Accelerating implementation of the 2006 rate reductions negates one of the advantages of the gradual phasing in of the tax-cut provisions enacted in 2001, which allows policymakers to take into account new developments that affect the budget when determining whether scheduled tax cuts are still affordable.  Since the 2001 package was enacted, the budget outlook has deteriorated sharply, with sizeable surpluses being replaced by deficits.  Recent estimates prepared by the Congressional Budget Office for Senator Voinovich show that once this year’s appropriations levels are taken into account and expiring tax provisions are extended, the ten-year surplus is essentially eliminated.[7]  Moreover, pressures on the budget — from the ongoing fight against terrorism at home and a possible war against Iraq and its aftermath, to the generally agreed-upon need for a prescription drug benefit for seniors — continue to mount.  Plus, the baby boom generation begins to retire and draw Social Security benefits in 2008, only five years from now.

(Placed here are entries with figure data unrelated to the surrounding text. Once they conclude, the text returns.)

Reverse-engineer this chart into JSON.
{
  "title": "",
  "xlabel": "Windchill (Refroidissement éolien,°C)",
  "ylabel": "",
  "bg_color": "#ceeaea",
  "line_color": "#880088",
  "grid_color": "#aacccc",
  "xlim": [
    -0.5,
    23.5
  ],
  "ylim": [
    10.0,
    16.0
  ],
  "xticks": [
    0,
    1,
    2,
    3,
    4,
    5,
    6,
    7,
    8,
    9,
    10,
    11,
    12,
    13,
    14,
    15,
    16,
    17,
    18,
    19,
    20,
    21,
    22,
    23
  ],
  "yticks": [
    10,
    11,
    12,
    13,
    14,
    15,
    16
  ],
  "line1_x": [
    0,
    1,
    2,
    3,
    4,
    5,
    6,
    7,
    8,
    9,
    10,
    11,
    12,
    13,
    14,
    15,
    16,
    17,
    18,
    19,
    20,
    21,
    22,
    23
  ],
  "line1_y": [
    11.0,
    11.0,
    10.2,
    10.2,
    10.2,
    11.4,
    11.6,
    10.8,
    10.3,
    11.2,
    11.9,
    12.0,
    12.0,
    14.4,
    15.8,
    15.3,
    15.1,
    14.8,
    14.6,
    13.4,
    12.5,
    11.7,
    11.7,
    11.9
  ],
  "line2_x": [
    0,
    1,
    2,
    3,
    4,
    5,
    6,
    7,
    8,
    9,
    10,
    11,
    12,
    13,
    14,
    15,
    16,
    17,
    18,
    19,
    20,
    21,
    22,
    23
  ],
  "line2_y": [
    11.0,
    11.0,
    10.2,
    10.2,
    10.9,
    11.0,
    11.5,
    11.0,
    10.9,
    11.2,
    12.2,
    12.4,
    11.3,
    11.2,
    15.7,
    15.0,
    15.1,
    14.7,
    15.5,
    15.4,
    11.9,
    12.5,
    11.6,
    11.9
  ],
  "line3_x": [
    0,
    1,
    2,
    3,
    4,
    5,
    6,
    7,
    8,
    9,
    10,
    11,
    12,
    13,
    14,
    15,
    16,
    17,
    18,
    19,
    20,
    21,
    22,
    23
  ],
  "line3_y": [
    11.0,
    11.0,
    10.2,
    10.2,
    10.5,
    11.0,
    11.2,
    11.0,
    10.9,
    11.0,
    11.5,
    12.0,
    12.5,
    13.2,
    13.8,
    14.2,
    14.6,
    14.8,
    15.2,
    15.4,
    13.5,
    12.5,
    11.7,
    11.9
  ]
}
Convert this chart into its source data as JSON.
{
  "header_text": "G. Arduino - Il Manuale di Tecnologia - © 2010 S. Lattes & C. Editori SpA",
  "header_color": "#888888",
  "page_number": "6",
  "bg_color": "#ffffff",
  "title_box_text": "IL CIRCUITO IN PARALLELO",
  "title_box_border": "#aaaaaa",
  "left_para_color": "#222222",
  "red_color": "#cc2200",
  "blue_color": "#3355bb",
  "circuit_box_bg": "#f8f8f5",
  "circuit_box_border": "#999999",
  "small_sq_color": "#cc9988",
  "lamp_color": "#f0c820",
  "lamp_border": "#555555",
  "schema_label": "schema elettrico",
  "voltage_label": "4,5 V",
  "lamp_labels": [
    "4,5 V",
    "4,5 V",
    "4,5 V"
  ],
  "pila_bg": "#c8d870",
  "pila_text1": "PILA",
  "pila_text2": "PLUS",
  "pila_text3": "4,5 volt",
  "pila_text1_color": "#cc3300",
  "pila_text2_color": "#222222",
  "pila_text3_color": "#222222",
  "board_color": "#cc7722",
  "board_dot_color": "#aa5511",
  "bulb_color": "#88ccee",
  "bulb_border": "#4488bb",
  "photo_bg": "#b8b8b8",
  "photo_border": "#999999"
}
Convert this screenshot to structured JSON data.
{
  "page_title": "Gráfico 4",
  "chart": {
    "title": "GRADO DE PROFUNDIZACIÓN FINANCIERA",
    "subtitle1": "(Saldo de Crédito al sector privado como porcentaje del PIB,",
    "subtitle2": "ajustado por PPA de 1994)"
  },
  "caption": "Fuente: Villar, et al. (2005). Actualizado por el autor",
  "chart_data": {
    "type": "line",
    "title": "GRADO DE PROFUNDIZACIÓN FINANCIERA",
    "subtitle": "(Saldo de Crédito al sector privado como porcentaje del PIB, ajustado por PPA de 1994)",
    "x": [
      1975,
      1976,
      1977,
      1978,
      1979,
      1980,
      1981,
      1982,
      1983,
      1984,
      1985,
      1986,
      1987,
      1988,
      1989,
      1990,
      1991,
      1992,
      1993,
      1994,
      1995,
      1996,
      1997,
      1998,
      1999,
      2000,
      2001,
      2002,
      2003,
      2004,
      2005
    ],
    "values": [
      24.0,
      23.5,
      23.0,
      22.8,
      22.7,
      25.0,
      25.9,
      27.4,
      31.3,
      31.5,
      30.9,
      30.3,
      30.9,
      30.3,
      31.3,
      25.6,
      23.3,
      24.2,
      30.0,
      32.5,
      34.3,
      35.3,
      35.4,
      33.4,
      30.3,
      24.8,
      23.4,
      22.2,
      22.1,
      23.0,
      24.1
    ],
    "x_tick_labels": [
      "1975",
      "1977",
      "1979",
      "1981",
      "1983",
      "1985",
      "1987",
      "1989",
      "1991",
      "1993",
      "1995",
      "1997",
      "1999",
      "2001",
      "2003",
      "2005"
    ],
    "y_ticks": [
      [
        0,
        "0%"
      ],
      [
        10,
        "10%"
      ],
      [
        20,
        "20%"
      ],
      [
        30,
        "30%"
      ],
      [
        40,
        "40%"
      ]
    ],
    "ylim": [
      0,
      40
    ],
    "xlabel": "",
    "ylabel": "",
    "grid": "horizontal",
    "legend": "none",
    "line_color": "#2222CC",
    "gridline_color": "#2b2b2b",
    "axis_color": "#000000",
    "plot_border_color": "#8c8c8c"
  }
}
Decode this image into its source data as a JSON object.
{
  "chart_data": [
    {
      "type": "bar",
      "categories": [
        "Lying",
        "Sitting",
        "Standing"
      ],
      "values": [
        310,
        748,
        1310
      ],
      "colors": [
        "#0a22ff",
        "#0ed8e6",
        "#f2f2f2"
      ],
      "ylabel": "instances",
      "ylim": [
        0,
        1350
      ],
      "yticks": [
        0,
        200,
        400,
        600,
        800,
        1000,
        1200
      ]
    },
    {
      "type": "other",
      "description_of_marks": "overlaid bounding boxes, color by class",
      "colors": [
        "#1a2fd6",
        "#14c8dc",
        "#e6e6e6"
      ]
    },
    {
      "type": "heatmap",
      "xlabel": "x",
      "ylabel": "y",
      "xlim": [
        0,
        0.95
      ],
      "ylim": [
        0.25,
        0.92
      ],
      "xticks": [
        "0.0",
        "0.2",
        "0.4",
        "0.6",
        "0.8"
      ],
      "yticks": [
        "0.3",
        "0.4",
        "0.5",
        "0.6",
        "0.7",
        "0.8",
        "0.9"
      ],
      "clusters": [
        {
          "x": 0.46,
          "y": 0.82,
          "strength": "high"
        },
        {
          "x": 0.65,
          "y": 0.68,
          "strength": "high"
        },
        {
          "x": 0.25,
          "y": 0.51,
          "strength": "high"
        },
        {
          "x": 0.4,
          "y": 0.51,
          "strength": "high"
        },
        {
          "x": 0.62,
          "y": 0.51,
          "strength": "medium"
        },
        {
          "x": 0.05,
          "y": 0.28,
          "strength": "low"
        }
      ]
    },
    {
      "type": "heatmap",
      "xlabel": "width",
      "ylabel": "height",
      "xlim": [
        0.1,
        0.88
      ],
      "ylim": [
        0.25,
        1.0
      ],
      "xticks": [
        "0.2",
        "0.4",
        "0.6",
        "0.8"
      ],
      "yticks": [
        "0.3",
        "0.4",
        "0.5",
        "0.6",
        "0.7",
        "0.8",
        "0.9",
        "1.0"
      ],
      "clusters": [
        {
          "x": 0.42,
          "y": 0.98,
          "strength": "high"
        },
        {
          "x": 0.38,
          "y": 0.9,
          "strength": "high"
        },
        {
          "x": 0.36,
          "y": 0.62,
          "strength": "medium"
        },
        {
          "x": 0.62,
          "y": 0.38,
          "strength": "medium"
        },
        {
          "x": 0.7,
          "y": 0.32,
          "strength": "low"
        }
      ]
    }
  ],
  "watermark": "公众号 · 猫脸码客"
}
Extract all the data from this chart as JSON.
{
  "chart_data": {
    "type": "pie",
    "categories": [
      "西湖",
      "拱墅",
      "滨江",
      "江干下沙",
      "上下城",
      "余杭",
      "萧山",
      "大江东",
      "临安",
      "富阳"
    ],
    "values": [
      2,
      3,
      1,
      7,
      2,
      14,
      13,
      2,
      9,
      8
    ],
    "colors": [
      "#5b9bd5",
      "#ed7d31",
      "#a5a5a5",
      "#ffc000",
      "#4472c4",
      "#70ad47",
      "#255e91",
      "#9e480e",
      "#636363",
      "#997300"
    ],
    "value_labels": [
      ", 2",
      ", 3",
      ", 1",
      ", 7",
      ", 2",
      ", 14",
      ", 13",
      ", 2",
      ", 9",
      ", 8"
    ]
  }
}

The Administration’s proposal to accelerate the 2006 upper-bracket rates reductions and implement them now poses long-term fiscal dangers, as it increases the likelihood that these lower rates will take effect and then be made permanent.  The cost of setting the rates at the 2006 level rather than at the 2004 levels, for example, would be more than $200 billion through 2013, in terms of lost revenues and increased debt service costs.[8]   Once the 2006 rates take effect, they will be very difficult to change regardless of fiscal conditions.

In summary, the Administration’s proposal to accelerate the reductions in the upper-bracket rates would be ineffective at stimulating the economy in the short run.  Worse, it would sharply limit the flexibility of policymakers as they seek ways to address the increasingly worrisome long-term budget conditions the nation faces.


End Notes:

[1] Donald Lambro, “Tax Cuts Seen Plus For GOP Votes,” The Washington Times, January 12, 2003.
[2] Joint Committee on Taxation, “Estimated Budget Effects of the Revenue Provisions Contained In The President’s Fiscal Year 2004 Budget Proposal,” March 4, 2003.
[3] Congressional Budget Office, “Economic Stimulus:  Evaluating Proposed Changes in Tax Policy,” January 2002.
[4] In addition, the Tax Policy Center figures show that 2.2 percent of filers would be subject to the Alternative Minimum Tax, which is a parallel tax calculation that applies different tax rates.
[5] Under the President’s proposal, a married couple with two children would not begin to benefit from the upper-bracket rate reductions until its income exceeds $78,500.  This is higher than under current law because of the effects of the Administration’s plan to accelerate provisions enacted in 2001 related to the child tax credit, the 10 percent bracket, and marriage penalty relief.
[6] The Tax Policy Center estimates measure the impact of accelerating the upper-bracket rate reductions against current law.  The effects would be slightly different if they were measured against a base that takes into account other tax changes included in the Administration’s package.  For instance, for high-income tax filers, the combined effect of accelerating the upper-bracket rate reductions and the proposal to exempt corporate dividends from taxation would be somewhat smaller than the sum of the individual effects of these two proposals measured against current law, due to the interactions between these provisions.
[7] Congressional Budget Office, “Letter to Senator George V. Voinovich,” December 4, 2002.
[8] These estimates rely on Joint Committee on Taxation cost estimates.  The estimates assume that the cost of both the 2004 rate reductions and the 2006 rate reductions remain constant as a share of the economy through 2012.  Implicit in this assumption is that these permanent rate reductions will be accompanied by the type of adjustment to the Alternative Minimum Tax that the Administration included in its economic package, but only through 2005.   Reducing these upper-bracket rates has the effect of pushing more tax filers on to the AMT; only by increasing the AMT exemption or making other adjustments to the AMT can this be avoided.